Water Crisis Promotes Desalination Boom
Worldwide growth in the use of desalination rose sharply over the past year, indicating that desalination technologies are being used more than ever to address the global thirst for new sources of potable water, according to statistics released Oct. 29 by the International Desalination Association (IDA).
According to the 2008-2009 edition of IDA's Desalination Yearbook, the amount of global contracted (planned) capacity grew by 43 percent in 2007, or 6.8 million cubic meters per day (m3/d), up from 4.7 million m3/d in total contracted capacity in 2006. This increase of 2.1 million m3/d is enough to supply potable water to more than 50 million people.
IDA reports that this growth trend has continued in 2008. During the first six months of the year, newly contracted capacity has increased by an additional 39 percent. As of June 30, 2008, the cumulative contracted capacity of desalination plants around the world stood at 62.8 million m3/d. Sixty-two percent of the newly contracted capacity is seawater desalination, with brackish water desalination representing another 12.2 million m3/d. Wastewater applications of desalination technologies for water reuse is growing fast, currently representing 5 percent of total capacity.
The 2008-2009 Desalination Yearbook also reports that the number of contracted desalination plants worldwide totaled 13,869 as of June 30, 2008, up from 13,080 the prior year.
"For many communities, desalination provides the only reliable source of potable water," said Patricia Burke, IDA's secretary general.

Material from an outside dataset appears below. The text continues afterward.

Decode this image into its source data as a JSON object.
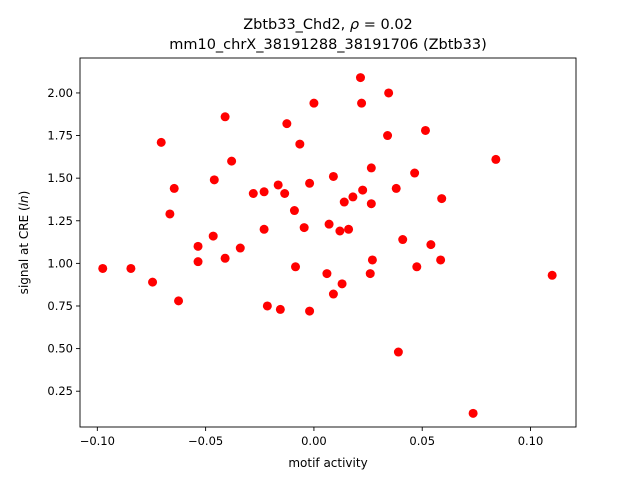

The Desalination Yearbook also shows that plants are now being built on a new massive scale. Currently, the largest single desalination plant in operation is the 456,000 m3/d plant serving Fujairah in the United Arab Emirates. However, there are five other plants with capacities in excess of 500,000 m3/d now under construction in the Middle East region. The largest of these is the 880,000 m3/d Shoaiba 3 unit in Saudi Arabia.
While not approaching this magnitude, large-scale desalination facilities are also being planned in the United States. For example, the recently approved Carlsbad, Calif. desalination facility will be the largest desalination plant in the Western Hemisphere, providing 50 million gallons (189.3 m3/day) of high quality drinking water per day.